The tenth P denotes provisions. The keywords in discussion provisions are money, assets, and ambitions. Every wife would ask herself, “Can the man provide my requirements? The word of God in 1Timoth 5:8 says thatAnyone who does not provide for their relatives, and especially for their own household, has denied the faith and is worse than an unbeliever.Thus ensuring provisions to the wife and the family is directive from God. Men do not just relax and let the wife struggle for provisions to the family since doing that is against God’s directive. Even at the time of difficulty, the wife needs to see efforts being taken.

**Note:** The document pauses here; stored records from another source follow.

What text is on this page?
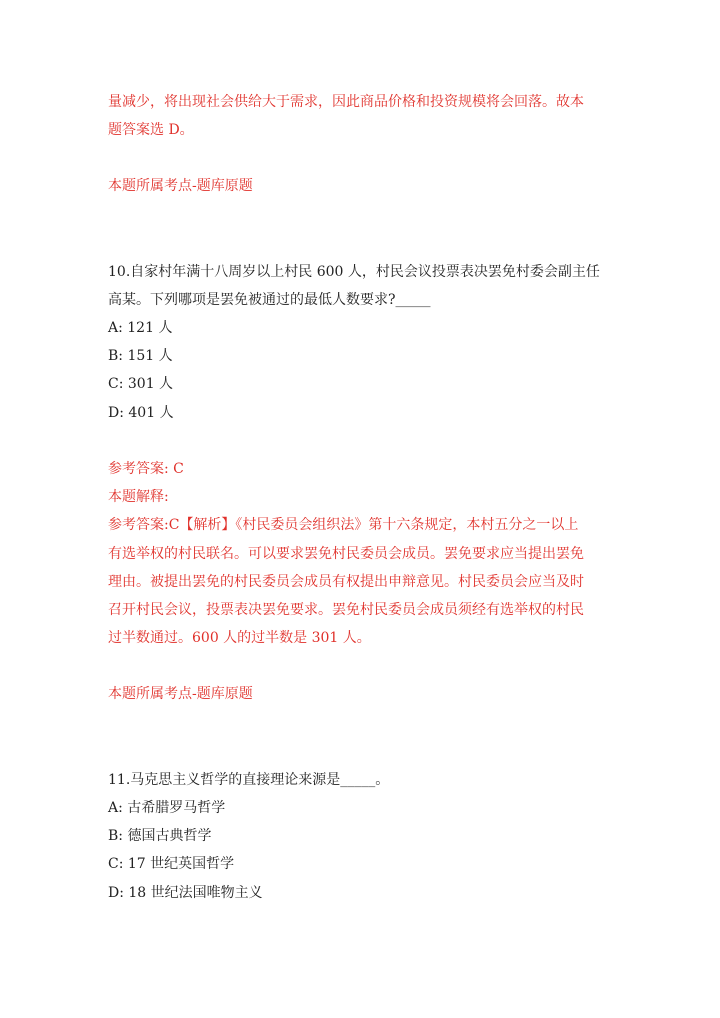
量减少，将出现社会供给大于需求，因此商品价格和投资规模将会回落。故本
题答案选 D。
本题所属考点-题库原题
10.自家村年满十八周岁以上村民 600 人，村民会议投票表决罢免村委会副主任
高某。下列哪项是罢免被通过的最低人数要求?_____
A: 121 人
B: 151 人
C: 301 人
D: 401 人
参考答案: C
本题解释:
参考答案:C【解析】《村民委员会组织法》第十六条规定，本村五分之一以上
有选举权的村民联名。可以要求罢免村民委员会成员。罢免要求应当提出罢免
理由。被提出罢免的村民委员会成员有权提出申辩意见。村民委员会应当及时
召开村民会议，投票表决罢免要求。罢免村民委员会成员须经有选举权的村民
过半数通过。600 人的过半数是 301 人。
本题所属考点-题库原题
11.马克思主义哲学的直接理论来源是_____。
A: 古希腊罗马哲学
B: 德国古典哲学
C: 17 世纪英国哲学
D: 18 世纪法国唯物主义
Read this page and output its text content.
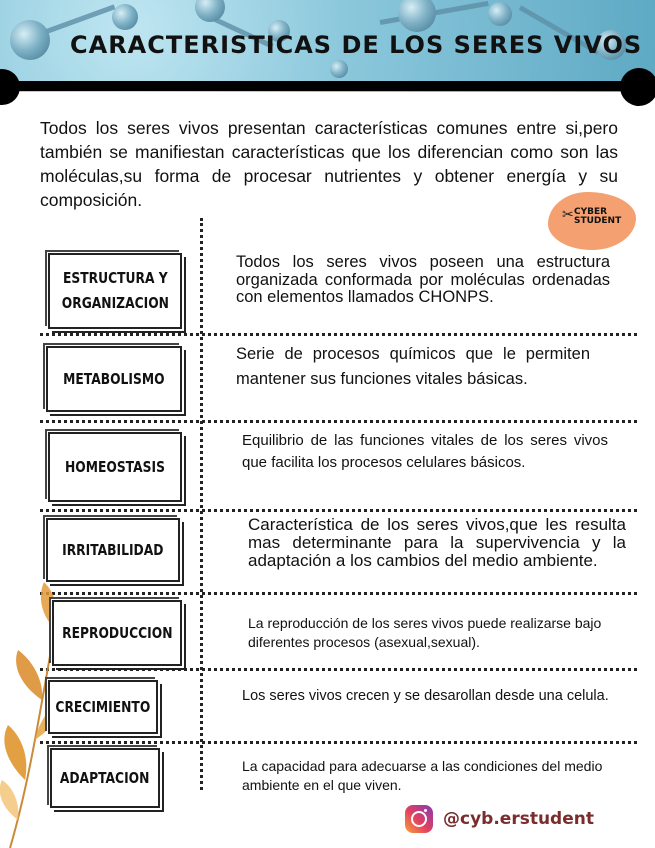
CARACTERISTICAS DE LOS SERES VIVOS

Todos los seres vivos presentan características comunes entre si,pero también se manifiestan características que los diferencian como son las moléculas,su forma de procesar nutrientes y obtener energía y su composición.

✂ CYBER
STUDENT
ESTRUCTURA Y ORGANIZACION

Todos los seres vivos poseen una estructura organizada conformada por moléculas ordenadas con elementos llamados CHONPS.

METABOLISMO

Serie de procesos químicos que le permiten mantener sus funciones vitales básicas.

HOMEOSTASIS

Equilibrio de las funciones vitales de los seres vivos que facilita los procesos celulares básicos.

IRRITABILIDAD

Característica de los seres vivos,que les resulta mas determinante para la supervivencia y la adaptación a los cambios del medio ambiente.

REPRODUCCION

La reproducción de los seres vivos puede realizarse bajo diferentes procesos (asexual,sexual).

CRECIMIENTO

Los seres vivos crecen y se desarollan desde una celula.

ADAPTACION

La capacidad para adecuarse a las condiciones del medio ambiente en el que viven.

@cyb.erstudent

Basically, men are the primary bread earners of the family.

Protection

The eleventh P denotes protection. The keywords in discussion provisions are work, in-laws, and boys/your male friends. Every wife would ask herself if her husband could protect her from other parties. Wi he manages to have a work-life balance? Will he protect me from my mother-in-law and sister in-laws? Will he protect me from his male friends? All such questions call for responsibility on the part of the husband. Do not allow your wife to compete with her mother-in-law and sister in-laws. The Bible does not say anything about loving your mother or your sisters but directs you to love your wife. The Bible, through 1 Corinthians 11:3, says that “But I want you to realize that the head of every man is Christ, and the head of the woman is man, and the head of Christ is God.”. You are the head of your wife. Hence it would help if you protected her from all evils.

Prayers

The twelfth  P denotes prayers. The keywords in discussion provisions are sacrifice, Church, quiet time. The question every woman would ask is if the husband can be her spiritual father.  The Bible says through James 4:7 says that “So humble yourselves before God. Resist the devil, and he will flee from you.” When you submit yourself before God, no devil can disturb you because if God is on your side, nobody can be above you (Romans 8:31).  A couple that prays together stays together, but a couple that does not pray together stays apart.